Someone more wise than I has pointed out that there is really never anything "new" in flyfishing, that it has always been tried or invented before. Lee Wulff got huffy a few years back when someone suggested that they, not Lee, had invented the flyfishing vest. Then someone pointed out some literature and art clearly depicting a vest-like garmet on someone in the 1700's. Lee should have left well enough alone. Given the new synthetic materials, I'm not sure that is true so much today as it has been in the
past, but the principle has value, and we should all retain some humility about our newer inventions.

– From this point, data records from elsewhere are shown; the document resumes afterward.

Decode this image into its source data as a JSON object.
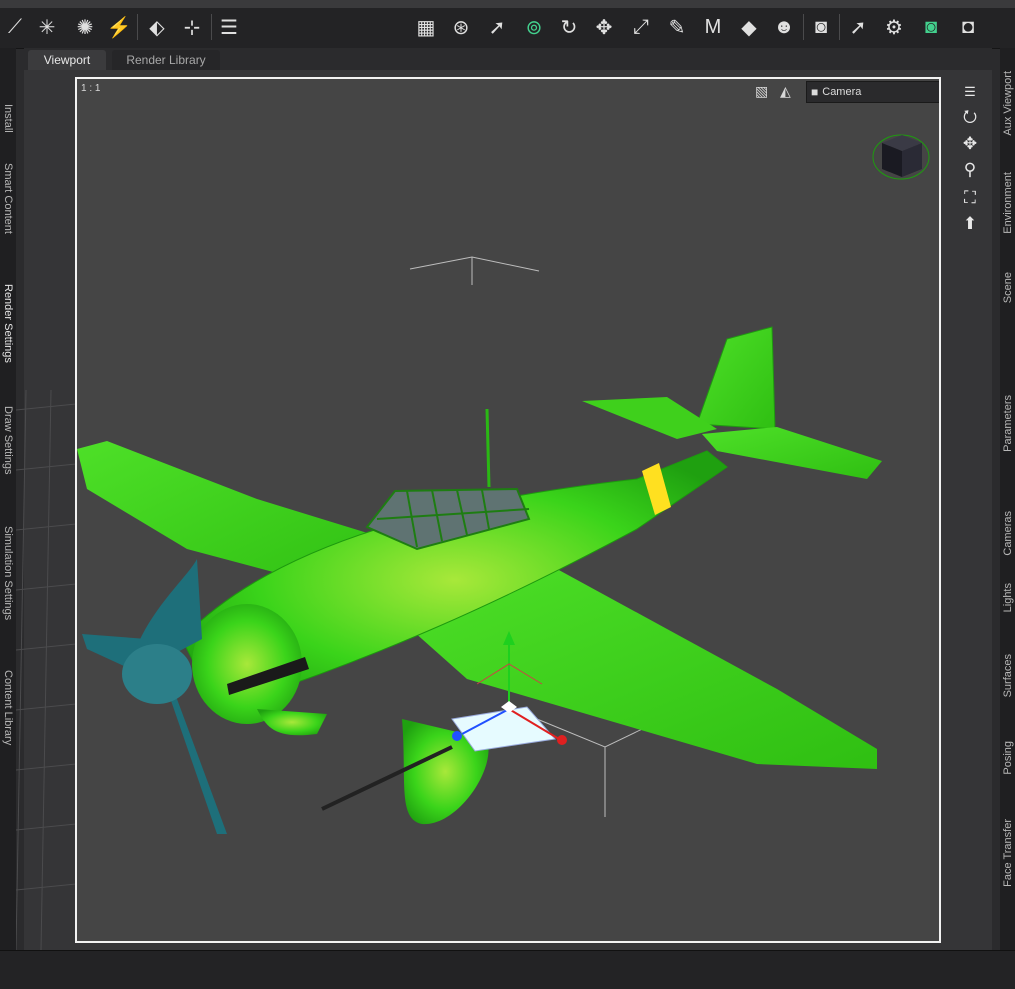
{
  "toolbar": {
    "icons": [
      "wand-tool-icon",
      "spotlight-icon",
      "point-light-icon",
      "distant-light-icon",
      "add-node-icon",
      "add-null-icon",
      "align-icon",
      "grid-icon",
      "universal-tool-icon",
      "node-selection-icon",
      "active-pose-icon",
      "rotate-icon",
      "translate-icon",
      "scale-icon",
      "joint-editor-icon",
      "geometry-editor-icon",
      "surface-selection-icon",
      "figure-setup-icon",
      "render-settings-icon",
      "spot-render-icon",
      "iray-icon",
      "camera-render-icon",
      "render-icon"
    ]
  },
  "left_tabs": [
    "Install",
    "Smart Content",
    "Render Settings",
    "Draw Settings",
    "Simulation Settings",
    "Content Library"
  ],
  "right_tabs": [
    "Aux Viewport",
    "Environment",
    "Scene",
    "Parameters",
    "Cameras",
    "Lights",
    "Surfaces",
    "Posing",
    "Face Transfer"
  ],
  "panel_tabs": {
    "viewport": "Viewport",
    "render_library": "Render Library"
  },
  "viewport": {
    "aspect_label": "1 : 1",
    "camera_label": "Camera",
    "model_color": "#35d21a",
    "band_color": "#ffe020",
    "prop_color": "#1e6f7a"
  }
}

Take the RIVERCROSSER, for example. Some Idaho flyfishers have tried to take credit for popularizing the float tube, if not inventing it. I have heard several old-timers in the club say that Bill Nelson, the McFF (AND FFF) founder, member emeritus, first and only repeat president, was the first one to sew a seat arrangement on a truck inner tube. Since Bill was in the tire business, it was probably a natural for him. He, or someone, called it a "RIVERCROSSER". Well, I can accept that Bill thought
up the idea on his own, and sewed one himself, but I can distinctly remember seeing ads in the back pages of Outdoor Life during my childhood advertising an obvious float tube, populated by a person with square winged feet, and oriented mostly for bass fisherman.

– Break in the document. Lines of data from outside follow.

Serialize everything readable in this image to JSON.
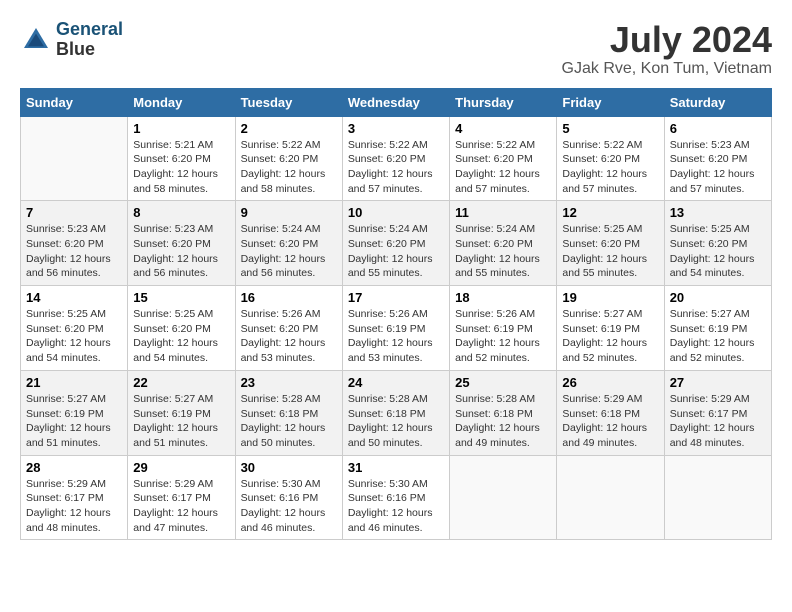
{
  "header": {
    "logo_line1": "General",
    "logo_line2": "Blue",
    "month_year": "July 2024",
    "location": "GJak Rve, Kon Tum, Vietnam"
  },
  "weekdays": [
    "Sunday",
    "Monday",
    "Tuesday",
    "Wednesday",
    "Thursday",
    "Friday",
    "Saturday"
  ],
  "weeks": [
    [
      {
        "day": "",
        "info": ""
      },
      {
        "day": "1",
        "info": "Sunrise: 5:21 AM\nSunset: 6:20 PM\nDaylight: 12 hours\nand 58 minutes."
      },
      {
        "day": "2",
        "info": "Sunrise: 5:22 AM\nSunset: 6:20 PM\nDaylight: 12 hours\nand 58 minutes."
      },
      {
        "day": "3",
        "info": "Sunrise: 5:22 AM\nSunset: 6:20 PM\nDaylight: 12 hours\nand 57 minutes."
      },
      {
        "day": "4",
        "info": "Sunrise: 5:22 AM\nSunset: 6:20 PM\nDaylight: 12 hours\nand 57 minutes."
      },
      {
        "day": "5",
        "info": "Sunrise: 5:22 AM\nSunset: 6:20 PM\nDaylight: 12 hours\nand 57 minutes."
      },
      {
        "day": "6",
        "info": "Sunrise: 5:23 AM\nSunset: 6:20 PM\nDaylight: 12 hours\nand 57 minutes."
      }
    ],
    [
      {
        "day": "7",
        "info": "Sunrise: 5:23 AM\nSunset: 6:20 PM\nDaylight: 12 hours\nand 56 minutes."
      },
      {
        "day": "8",
        "info": "Sunrise: 5:23 AM\nSunset: 6:20 PM\nDaylight: 12 hours\nand 56 minutes."
      },
      {
        "day": "9",
        "info": "Sunrise: 5:24 AM\nSunset: 6:20 PM\nDaylight: 12 hours\nand 56 minutes."
      },
      {
        "day": "10",
        "info": "Sunrise: 5:24 AM\nSunset: 6:20 PM\nDaylight: 12 hours\nand 55 minutes."
      },
      {
        "day": "11",
        "info": "Sunrise: 5:24 AM\nSunset: 6:20 PM\nDaylight: 12 hours\nand 55 minutes."
      },
      {
        "day": "12",
        "info": "Sunrise: 5:25 AM\nSunset: 6:20 PM\nDaylight: 12 hours\nand 55 minutes."
      },
      {
        "day": "13",
        "info": "Sunrise: 5:25 AM\nSunset: 6:20 PM\nDaylight: 12 hours\nand 54 minutes."
      }
    ],
    [
      {
        "day": "14",
        "info": "Sunrise: 5:25 AM\nSunset: 6:20 PM\nDaylight: 12 hours\nand 54 minutes."
      },
      {
        "day": "15",
        "info": "Sunrise: 5:25 AM\nSunset: 6:20 PM\nDaylight: 12 hours\nand 54 minutes."
      },
      {
        "day": "16",
        "info": "Sunrise: 5:26 AM\nSunset: 6:20 PM\nDaylight: 12 hours\nand 53 minutes."
      },
      {
        "day": "17",
        "info": "Sunrise: 5:26 AM\nSunset: 6:19 PM\nDaylight: 12 hours\nand 53 minutes."
      },
      {
        "day": "18",
        "info": "Sunrise: 5:26 AM\nSunset: 6:19 PM\nDaylight: 12 hours\nand 52 minutes."
      },
      {
        "day": "19",
        "info": "Sunrise: 5:27 AM\nSunset: 6:19 PM\nDaylight: 12 hours\nand 52 minutes."
      },
      {
        "day": "20",
        "info": "Sunrise: 5:27 AM\nSunset: 6:19 PM\nDaylight: 12 hours\nand 52 minutes."
      }
    ],
    [
      {
        "day": "21",
        "info": "Sunrise: 5:27 AM\nSunset: 6:19 PM\nDaylight: 12 hours\nand 51 minutes."
      },
      {
        "day": "22",
        "info": "Sunrise: 5:27 AM\nSunset: 6:19 PM\nDaylight: 12 hours\nand 51 minutes."
      },
      {
        "day": "23",
        "info": "Sunrise: 5:28 AM\nSunset: 6:18 PM\nDaylight: 12 hours\nand 50 minutes."
      },
      {
        "day": "24",
        "info": "Sunrise: 5:28 AM\nSunset: 6:18 PM\nDaylight: 12 hours\nand 50 minutes."
      },
      {
        "day": "25",
        "info": "Sunrise: 5:28 AM\nSunset: 6:18 PM\nDaylight: 12 hours\nand 49 minutes."
      },
      {
        "day": "26",
        "info": "Sunrise: 5:29 AM\nSunset: 6:18 PM\nDaylight: 12 hours\nand 49 minutes."
      },
      {
        "day": "27",
        "info": "Sunrise: 5:29 AM\nSunset: 6:17 PM\nDaylight: 12 hours\nand 48 minutes."
      }
    ],
    [
      {
        "day": "28",
        "info": "Sunrise: 5:29 AM\nSunset: 6:17 PM\nDaylight: 12 hours\nand 48 minutes."
      },
      {
        "day": "29",
        "info": "Sunrise: 5:29 AM\nSunset: 6:17 PM\nDaylight: 12 hours\nand 47 minutes."
      },
      {
        "day": "30",
        "info": "Sunrise: 5:30 AM\nSunset: 6:16 PM\nDaylight: 12 hours\nand 46 minutes."
      },
      {
        "day": "31",
        "info": "Sunrise: 5:30 AM\nSunset: 6:16 PM\nDaylight: 12 hours\nand 46 minutes."
      },
      {
        "day": "",
        "info": ""
      },
      {
        "day": "",
        "info": ""
      },
      {
        "day": "",
        "info": ""
      }
    ]
  ]
}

Anyway, the point of this is not who invented the device, but to examine the fiendish quality people have to invent, not only some "new" device, but also names of unwarranted optimism for it.
"RIVERCROSSER". It makes you think you could use it to cross rivers, doesn't it? HA! "Doughnut" says more about the devices usefulness as a river-crossing device!
Dave Carlson tells a story, believe it or not the same way every time, about how he and Skip Hosfield first tested out Bill's "rivercrosser" on the North Umpqua (or Deschutes, I'm not sure, and which river is definitely not the point of the story). They both were on one side of the river, with one "rivercrosser"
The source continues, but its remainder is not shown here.